Willis was deepfaked, according to Chmir, because he wasn’t available to travel, but the process makes economic sense as well. While leasing an actor’s rights may cost about 30% less than the standard appearance fee, she claims that even bigger savings come from the lower costs of filming a cheap actor-double rather than a superstar, who requires first-class travel, a large trailer, and ridiculous contract riders.

But Deepcake isn’t just impersonating celebrities. They recently completed a project for an agricultural company that wanted to create educational videos featuring its in-house expert, a busy person who is uneasy in front of a camera. Deepcake converted video of an understudy in an exact duplicate with the subject’s permission. “Of course, we cloned the voice for complete similarity,” Chmir says.

That appears to be troubling. Don’t the people watching this stuff have a right to know that they’re watching a fake, or “twin,” rather than the real thing? “Absolutely! Notchenko believes that there should be responsible disclaimers. However, there was no such disclaimer in the Willis advertisement. Notchenko explains that no disclaimer was required because the fake Willis, who is 67, looks exactly like he did when he was younger. He also has a smartphone, which the younger Willis did not have. Chmir, on the other hand, claims that 80 percent of those who watched the video thought it was Willis.

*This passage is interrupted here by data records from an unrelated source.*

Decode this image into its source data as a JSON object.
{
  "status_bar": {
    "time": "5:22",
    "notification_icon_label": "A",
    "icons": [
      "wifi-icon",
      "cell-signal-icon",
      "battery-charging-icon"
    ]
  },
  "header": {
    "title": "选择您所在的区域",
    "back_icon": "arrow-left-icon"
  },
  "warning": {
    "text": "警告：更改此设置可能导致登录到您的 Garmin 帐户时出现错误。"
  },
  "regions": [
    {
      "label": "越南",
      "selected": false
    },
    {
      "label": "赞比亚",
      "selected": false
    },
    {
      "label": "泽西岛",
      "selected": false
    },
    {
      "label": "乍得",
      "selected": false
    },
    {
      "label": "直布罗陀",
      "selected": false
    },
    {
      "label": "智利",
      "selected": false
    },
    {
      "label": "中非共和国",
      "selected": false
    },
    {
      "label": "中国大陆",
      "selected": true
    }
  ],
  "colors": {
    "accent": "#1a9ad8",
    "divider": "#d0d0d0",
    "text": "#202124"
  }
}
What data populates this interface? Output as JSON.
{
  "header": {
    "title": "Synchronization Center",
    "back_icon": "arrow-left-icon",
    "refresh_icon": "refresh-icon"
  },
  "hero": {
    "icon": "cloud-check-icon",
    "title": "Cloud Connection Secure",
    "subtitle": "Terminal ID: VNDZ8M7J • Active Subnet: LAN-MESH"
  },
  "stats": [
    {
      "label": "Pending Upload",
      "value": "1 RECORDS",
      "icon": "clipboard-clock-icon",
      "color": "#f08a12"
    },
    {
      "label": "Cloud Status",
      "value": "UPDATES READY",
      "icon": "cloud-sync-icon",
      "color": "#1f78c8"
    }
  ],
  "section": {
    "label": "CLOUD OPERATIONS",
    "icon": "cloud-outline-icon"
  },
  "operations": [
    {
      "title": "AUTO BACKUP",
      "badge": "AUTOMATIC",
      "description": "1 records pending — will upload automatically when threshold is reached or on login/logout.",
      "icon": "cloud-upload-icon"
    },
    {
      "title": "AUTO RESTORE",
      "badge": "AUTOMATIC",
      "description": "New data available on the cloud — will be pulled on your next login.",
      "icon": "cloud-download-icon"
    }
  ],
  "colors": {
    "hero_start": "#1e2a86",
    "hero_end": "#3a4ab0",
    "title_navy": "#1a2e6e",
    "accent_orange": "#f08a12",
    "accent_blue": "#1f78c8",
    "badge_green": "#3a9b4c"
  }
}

Deepcake is far from alone in impersonating famous people. We’ve already seen major characters in blockbuster movies who were never required to respond to a call sheet. Death appeared to have no power to prevent Carrie Fisher from reprising her role as Princess Leia in Rogue One. In Furious 7, Peter Jackson’s Weta Digital studio resurrected the late Paul Walker to ride again. The techniques for mapping an actor’s face onto a stand-in are improving all the time. Three Disney Research Studios scientists published a paper in June 2020 describing “an algorithm for fully automatic neural face swapping in images and videos.” They claim that their system clearly crosses the dreaded uncanny valley, where fakes fall short of convincing.

Deepcake’s Chmir says the company’s technology was recently used in a film screened at the Cannes festival and that the company is currently working with other celebrities, including Jean-Claude Van Damme. She wouldn’t say whether the 61-year-old actor and martial arts fighter is being played by a younger version.

Despite the attention paid to actors when it comes to deepfakes, Hollywood is actually the least contentious arena for this technology. Movies have already crossed the digital divide, with anything in a given shot having the potential to be computer-generated or real. The real danger from AI-generated faces will be when they infiltrate our daily lives.